Imagination Previews Brazil 3.0 Beta
August 18, 2011

Imagination Previews Brazil 3.0 Beta

Vancouver, BC - Imagination Technologies, a multimedia and communications technologies company, presented its growing portfolio of solutions based on the new Brazil 3.0 beta interactive raytracing renderer, built using Imagination's Caustic raytracing technologies, including the OpenRL API.

Imagination is demonstrating the beta version of its new rendering engine, called Brazil 3.0, to address the next generation of high-quality, interactive raytraced rendering across a broad range of markets from CAD and industrial design through to gaming and cinematic-quality content creation. Brazil 3.0 embraces the features and capabilities of a world-class renderer, but introduces dynamic geometry support enabling full rendering and manipulation of raytraced rendered objects on the fly. 

Brazil 3.0 is a new renderer implementation, designed from the ground up for real-time, interactive, high-quality visualization. Users can now edit everything in a scene on the fly--including geometry, lights, materials, and shaders.

Brazil 3.0 is built using OpenRL, Imagination's raytracing API that the company intends to promote as an open industry standard.
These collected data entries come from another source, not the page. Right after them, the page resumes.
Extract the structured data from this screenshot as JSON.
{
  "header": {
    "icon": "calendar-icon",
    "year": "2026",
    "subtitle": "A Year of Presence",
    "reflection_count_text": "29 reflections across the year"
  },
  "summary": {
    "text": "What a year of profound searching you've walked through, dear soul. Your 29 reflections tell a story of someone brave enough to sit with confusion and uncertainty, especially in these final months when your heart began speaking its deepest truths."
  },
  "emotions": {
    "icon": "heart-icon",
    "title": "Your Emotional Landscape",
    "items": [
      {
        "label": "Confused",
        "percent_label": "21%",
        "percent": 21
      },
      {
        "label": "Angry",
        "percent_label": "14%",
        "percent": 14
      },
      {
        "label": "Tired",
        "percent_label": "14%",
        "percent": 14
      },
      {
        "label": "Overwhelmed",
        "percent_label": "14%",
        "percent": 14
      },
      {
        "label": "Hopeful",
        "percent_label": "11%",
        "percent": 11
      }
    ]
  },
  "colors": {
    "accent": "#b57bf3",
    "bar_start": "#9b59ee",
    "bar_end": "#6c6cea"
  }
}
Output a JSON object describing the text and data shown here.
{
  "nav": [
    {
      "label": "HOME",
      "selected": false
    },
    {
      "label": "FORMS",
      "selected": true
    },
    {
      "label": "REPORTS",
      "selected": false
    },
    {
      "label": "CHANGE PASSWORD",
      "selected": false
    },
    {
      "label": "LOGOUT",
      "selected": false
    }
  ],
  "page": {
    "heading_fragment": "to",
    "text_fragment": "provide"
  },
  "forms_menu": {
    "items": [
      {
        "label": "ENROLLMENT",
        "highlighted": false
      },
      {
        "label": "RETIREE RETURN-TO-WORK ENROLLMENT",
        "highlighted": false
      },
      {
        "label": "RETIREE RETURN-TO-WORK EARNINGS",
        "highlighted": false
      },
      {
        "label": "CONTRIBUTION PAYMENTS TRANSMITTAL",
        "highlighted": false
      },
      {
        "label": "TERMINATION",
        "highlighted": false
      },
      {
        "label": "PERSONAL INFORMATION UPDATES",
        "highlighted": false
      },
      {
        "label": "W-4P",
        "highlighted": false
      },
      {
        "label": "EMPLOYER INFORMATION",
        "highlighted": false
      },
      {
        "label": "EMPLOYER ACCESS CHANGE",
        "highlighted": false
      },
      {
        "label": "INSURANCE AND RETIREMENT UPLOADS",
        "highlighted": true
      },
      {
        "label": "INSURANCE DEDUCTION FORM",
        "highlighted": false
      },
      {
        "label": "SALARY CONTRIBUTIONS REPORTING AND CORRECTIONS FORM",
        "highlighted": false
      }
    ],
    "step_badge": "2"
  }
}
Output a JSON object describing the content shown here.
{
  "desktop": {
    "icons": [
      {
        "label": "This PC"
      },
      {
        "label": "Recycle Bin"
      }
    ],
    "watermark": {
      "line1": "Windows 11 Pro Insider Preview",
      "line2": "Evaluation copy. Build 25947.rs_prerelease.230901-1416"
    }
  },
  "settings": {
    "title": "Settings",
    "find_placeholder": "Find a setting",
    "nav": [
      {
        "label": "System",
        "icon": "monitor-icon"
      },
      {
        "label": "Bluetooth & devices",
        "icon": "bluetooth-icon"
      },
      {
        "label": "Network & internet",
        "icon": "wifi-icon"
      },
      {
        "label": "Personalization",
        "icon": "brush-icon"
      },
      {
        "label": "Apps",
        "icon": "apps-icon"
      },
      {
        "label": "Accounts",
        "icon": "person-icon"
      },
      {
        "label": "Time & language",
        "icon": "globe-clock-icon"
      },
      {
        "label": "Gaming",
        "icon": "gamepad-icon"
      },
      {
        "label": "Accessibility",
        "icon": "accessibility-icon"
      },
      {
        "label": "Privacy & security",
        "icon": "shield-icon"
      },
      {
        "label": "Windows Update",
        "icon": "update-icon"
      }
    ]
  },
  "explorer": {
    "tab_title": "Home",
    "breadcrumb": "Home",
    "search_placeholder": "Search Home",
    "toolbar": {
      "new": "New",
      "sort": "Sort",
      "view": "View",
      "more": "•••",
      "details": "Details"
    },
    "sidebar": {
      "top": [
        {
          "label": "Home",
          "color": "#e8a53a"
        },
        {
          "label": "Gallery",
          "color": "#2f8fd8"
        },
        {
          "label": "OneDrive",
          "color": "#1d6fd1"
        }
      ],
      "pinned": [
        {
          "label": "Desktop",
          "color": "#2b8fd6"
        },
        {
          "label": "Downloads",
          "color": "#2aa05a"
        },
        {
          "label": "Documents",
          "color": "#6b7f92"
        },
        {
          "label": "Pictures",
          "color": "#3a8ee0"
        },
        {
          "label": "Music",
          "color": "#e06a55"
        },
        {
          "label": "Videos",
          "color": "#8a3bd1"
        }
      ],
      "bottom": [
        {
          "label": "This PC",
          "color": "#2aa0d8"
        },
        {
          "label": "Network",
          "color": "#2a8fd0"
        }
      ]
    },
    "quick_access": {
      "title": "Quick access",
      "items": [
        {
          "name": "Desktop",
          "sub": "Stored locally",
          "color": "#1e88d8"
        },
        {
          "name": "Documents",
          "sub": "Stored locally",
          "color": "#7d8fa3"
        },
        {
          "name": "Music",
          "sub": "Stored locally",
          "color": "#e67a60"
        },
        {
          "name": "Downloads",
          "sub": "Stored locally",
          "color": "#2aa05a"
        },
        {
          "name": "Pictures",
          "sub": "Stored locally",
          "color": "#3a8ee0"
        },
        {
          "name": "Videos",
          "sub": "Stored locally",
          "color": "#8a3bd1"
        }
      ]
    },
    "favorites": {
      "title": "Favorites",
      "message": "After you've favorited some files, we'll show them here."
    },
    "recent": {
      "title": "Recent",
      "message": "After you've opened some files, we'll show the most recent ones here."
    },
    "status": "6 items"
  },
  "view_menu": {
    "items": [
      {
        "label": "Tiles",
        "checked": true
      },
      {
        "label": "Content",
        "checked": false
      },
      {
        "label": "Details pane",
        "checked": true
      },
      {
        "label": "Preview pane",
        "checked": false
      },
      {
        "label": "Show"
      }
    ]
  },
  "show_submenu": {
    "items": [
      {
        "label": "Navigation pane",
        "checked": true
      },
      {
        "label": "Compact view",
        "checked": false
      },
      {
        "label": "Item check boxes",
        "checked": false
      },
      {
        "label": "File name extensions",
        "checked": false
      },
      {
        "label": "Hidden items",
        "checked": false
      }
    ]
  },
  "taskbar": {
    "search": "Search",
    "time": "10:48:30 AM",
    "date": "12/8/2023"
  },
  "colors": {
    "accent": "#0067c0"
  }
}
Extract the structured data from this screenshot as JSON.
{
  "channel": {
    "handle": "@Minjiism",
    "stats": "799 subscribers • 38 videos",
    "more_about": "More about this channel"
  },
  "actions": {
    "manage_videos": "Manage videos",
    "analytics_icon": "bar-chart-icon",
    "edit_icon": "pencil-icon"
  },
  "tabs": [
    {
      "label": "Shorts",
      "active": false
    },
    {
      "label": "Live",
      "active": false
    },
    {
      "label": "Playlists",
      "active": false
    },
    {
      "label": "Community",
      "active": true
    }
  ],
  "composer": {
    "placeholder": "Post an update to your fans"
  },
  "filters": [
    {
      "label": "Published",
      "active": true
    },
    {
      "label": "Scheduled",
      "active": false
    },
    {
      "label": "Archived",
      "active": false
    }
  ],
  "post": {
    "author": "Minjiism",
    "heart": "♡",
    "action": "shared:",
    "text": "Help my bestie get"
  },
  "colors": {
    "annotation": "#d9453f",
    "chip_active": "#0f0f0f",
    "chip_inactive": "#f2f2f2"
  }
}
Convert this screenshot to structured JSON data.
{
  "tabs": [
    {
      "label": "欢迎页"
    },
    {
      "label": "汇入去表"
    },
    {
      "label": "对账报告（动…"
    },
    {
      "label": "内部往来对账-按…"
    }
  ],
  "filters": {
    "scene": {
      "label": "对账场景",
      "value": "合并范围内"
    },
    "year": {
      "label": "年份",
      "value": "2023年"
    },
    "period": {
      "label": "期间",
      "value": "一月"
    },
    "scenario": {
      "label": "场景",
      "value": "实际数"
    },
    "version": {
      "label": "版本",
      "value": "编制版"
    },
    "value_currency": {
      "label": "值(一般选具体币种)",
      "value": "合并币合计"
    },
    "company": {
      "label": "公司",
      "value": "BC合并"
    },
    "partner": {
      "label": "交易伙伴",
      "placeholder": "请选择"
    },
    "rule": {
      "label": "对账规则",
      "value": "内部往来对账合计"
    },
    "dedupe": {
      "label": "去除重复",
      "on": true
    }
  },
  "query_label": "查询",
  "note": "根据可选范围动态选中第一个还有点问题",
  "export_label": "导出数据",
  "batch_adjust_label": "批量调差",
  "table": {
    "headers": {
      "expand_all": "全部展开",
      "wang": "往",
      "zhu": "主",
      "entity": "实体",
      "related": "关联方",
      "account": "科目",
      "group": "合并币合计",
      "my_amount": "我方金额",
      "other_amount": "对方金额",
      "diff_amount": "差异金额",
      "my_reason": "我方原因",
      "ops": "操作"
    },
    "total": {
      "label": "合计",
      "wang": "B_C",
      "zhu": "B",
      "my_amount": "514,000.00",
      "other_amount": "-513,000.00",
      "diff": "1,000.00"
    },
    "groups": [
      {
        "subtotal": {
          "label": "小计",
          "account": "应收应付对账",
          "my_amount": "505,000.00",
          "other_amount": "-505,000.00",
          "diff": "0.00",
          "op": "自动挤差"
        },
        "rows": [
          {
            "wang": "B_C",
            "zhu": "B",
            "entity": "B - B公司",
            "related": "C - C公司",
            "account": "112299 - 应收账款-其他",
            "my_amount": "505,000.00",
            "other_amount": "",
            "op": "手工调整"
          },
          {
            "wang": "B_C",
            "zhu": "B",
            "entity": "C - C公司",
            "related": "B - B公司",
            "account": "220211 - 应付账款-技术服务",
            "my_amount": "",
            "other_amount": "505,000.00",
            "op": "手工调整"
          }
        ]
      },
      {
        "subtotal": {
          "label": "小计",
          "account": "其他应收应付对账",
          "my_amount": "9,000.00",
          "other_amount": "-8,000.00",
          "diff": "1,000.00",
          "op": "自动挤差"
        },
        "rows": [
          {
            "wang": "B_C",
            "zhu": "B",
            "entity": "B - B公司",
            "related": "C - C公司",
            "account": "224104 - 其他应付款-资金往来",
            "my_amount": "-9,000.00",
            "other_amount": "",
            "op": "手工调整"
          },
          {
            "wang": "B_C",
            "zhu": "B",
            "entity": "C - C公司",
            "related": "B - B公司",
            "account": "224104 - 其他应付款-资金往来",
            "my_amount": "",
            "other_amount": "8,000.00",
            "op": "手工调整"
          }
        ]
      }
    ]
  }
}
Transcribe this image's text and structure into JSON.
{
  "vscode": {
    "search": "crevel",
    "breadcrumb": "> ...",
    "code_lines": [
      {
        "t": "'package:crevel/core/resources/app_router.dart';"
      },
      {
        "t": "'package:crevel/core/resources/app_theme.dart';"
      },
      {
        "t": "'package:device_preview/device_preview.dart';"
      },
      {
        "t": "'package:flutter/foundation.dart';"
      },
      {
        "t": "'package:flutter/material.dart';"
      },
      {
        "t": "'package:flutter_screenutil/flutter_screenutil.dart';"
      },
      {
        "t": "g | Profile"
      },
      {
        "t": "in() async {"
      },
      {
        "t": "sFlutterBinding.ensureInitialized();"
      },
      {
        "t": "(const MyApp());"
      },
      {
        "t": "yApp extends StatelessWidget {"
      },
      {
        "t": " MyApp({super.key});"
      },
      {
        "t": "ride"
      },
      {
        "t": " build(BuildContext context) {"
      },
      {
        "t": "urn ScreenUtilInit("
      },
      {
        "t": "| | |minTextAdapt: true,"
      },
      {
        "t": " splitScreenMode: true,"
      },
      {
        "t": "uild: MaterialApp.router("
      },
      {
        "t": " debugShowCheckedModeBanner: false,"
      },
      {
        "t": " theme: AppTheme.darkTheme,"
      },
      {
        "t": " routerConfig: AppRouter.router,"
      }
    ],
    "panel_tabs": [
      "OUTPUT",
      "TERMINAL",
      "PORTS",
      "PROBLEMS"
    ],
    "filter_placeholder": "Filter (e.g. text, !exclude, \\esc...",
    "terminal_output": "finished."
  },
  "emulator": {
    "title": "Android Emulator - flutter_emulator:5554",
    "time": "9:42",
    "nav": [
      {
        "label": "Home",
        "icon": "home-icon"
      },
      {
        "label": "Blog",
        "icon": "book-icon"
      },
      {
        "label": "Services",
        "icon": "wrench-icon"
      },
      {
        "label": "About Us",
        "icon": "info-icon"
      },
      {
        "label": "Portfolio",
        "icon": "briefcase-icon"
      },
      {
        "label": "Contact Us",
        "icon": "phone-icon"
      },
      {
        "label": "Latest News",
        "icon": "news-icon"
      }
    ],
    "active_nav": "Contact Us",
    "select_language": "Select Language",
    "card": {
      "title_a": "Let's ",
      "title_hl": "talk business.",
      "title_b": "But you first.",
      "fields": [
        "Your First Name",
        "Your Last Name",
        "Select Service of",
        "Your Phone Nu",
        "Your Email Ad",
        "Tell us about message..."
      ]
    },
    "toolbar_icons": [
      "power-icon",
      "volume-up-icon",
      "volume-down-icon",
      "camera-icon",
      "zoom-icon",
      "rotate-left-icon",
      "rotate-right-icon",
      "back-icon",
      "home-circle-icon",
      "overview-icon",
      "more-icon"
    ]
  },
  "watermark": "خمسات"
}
OpenRL is designed to work on any graphics hardware, including Imagination's forthcoming Caustic Professional raytracing board-level solutions.

When Brazil 3.0 is released, artists and designers who have built up libraries of shaders and materials based on Brazil RS 2.0 maps and materials will be able to use them in Brazil 3.0.

The Brazil 3.0 SDK beta enables Caustic Insider ecosystem partners to develop plug-ins to any tool environment or other application. Now, artists and designers can create and visualize concept models right within their favorite modeling tool, eliminating the necessity and burden of exporting scenes to a third-party design visualization package.

The Brazil 3.0 SDK is based on OpenRL, the raytracing API that is device independent and can leverage multiple compute devices simultaneously. Built using similar paradigms to those used in the Khronos family of OpenGL ES, OpenGL, and OpenCL APIs, OpenRL has the ability to support dynamic geometry by updating its acceleration structure to account for transformations and vertex modifications to any model within the scene.

The Brazil 3.0 SDK beta program is now open to software developers.